AOL will purchase wavelength services in North America, as well as co-location and private-line services – a validation for Level 3, which has been providing the ISP dial-up modem access for the past two years. Terms were not disclosed, but given AOL’s leverage with suppliers and how much capacity is on the market, Level 3 may have been forced to offer fire-sale prices.
The deal with AOL was a hard-fought victory for Level 3, but pricing pressures have eased with the disappearance of some competitors, according to Tony Palma, vice president of broadband product management for wholesale competitor Global Crossing.
“It’s a good win,” Palma said. “Companies like 360networks were fueling that [price] erosion. It’s not the insanity that it once was. Prices are much more stable now than they have been in the past.”

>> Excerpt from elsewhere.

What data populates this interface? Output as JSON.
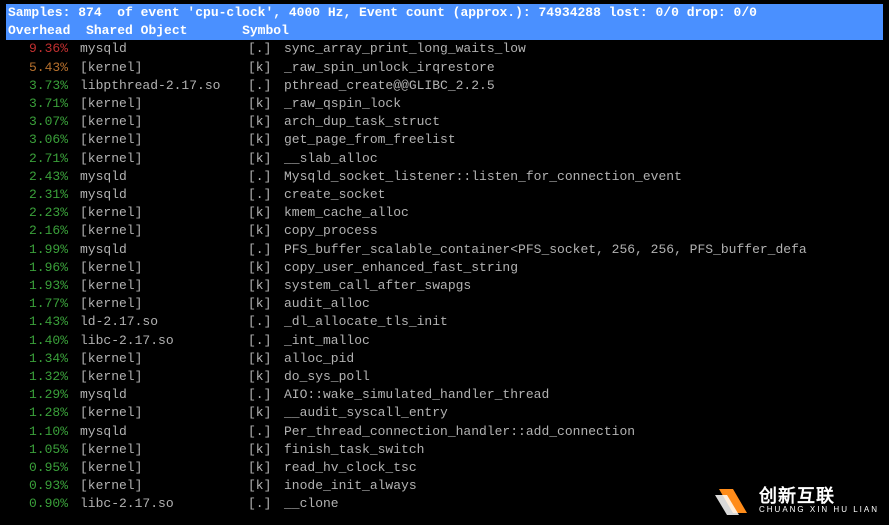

Level 3’s network is designed for wholesaling large amounts of bandwidth rather than granular capacity and is new enough that it should be cheaper to operate than competitor networks – a tenet established by President and CEO James Crowe. The entire network was built to operate at optical speeds, so it is much more economical to maintain, according to Vidal.

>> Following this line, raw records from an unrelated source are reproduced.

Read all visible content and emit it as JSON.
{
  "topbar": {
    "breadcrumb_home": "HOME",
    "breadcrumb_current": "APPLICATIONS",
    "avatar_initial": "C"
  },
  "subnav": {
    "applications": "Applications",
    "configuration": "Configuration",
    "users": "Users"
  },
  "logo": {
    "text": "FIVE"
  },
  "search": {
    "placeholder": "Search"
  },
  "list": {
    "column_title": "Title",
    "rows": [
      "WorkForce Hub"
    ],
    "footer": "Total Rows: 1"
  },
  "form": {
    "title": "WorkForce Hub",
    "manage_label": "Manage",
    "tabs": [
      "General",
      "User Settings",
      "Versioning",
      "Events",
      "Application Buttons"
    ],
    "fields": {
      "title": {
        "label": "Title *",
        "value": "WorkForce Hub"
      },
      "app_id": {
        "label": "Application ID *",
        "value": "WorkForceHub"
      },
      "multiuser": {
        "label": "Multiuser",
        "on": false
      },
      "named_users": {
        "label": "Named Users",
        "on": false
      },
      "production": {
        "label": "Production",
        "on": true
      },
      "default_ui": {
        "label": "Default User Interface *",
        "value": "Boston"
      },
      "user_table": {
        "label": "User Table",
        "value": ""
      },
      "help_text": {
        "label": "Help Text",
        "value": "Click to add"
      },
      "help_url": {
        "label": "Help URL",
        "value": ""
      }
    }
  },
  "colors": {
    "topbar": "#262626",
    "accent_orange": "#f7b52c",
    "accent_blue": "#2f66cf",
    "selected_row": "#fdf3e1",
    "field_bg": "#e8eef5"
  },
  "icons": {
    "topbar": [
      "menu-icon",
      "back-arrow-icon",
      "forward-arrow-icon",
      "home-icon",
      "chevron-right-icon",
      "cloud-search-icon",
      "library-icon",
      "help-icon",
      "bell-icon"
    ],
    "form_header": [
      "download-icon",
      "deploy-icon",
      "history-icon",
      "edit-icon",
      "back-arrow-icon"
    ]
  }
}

“People that say price doesn’t matter are lying,” Vidal said. “We are pricing aggressively, and we are maintaining high gross margins” – about 60%.

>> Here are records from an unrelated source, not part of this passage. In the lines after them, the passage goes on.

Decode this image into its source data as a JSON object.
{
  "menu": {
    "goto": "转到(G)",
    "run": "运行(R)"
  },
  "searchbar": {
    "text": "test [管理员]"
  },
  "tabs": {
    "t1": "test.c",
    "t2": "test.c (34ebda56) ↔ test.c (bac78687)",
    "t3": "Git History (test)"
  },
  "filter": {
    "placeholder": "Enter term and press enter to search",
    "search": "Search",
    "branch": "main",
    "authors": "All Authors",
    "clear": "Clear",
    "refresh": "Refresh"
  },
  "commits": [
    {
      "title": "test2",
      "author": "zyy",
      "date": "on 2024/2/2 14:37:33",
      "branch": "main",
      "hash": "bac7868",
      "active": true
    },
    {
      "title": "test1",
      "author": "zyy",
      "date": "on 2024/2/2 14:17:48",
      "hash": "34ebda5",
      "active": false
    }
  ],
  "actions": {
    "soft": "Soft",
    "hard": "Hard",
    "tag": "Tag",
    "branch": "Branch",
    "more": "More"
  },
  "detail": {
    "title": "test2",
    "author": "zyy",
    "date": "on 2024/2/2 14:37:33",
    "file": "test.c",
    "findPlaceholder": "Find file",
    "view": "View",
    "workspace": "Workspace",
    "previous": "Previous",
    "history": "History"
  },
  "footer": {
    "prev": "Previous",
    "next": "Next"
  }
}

Level 3’s network was designed specifically for this type of deal, so the AOL contract is not surprising, said Blaik Kirby, vice president for Adventis.
Furthermore, AOL is the anchor tenant Level 3 needed, similar to the role SBC Communications fills for Williams Communications, according to Rod Woodward, analyst for Frost & Sullivan. “And it’s coming in at the most opportune time,” he said.
Indeed, two months ago, Level 3’s once high-flying stock had fallen to less than $2 per share amid questions of its viability. But debt restructuring and high-profile wins with AT & T Wireless and AOL generally have quelled those fears. News of the AOL deal sent Level 3’s stock price soaring above $7 per share for the first time in more than five months, although much of those gains were lost later in the week.
Vidal maintains that Level 3’s wholesale-only strategy is what draws customers. Yet some argue the wholesale-only strategy is a killer.
“We aren’t married to a single business concept,” said John Mullan, director of private data networking for XO Communications. “When you are, you are doomed to fail.”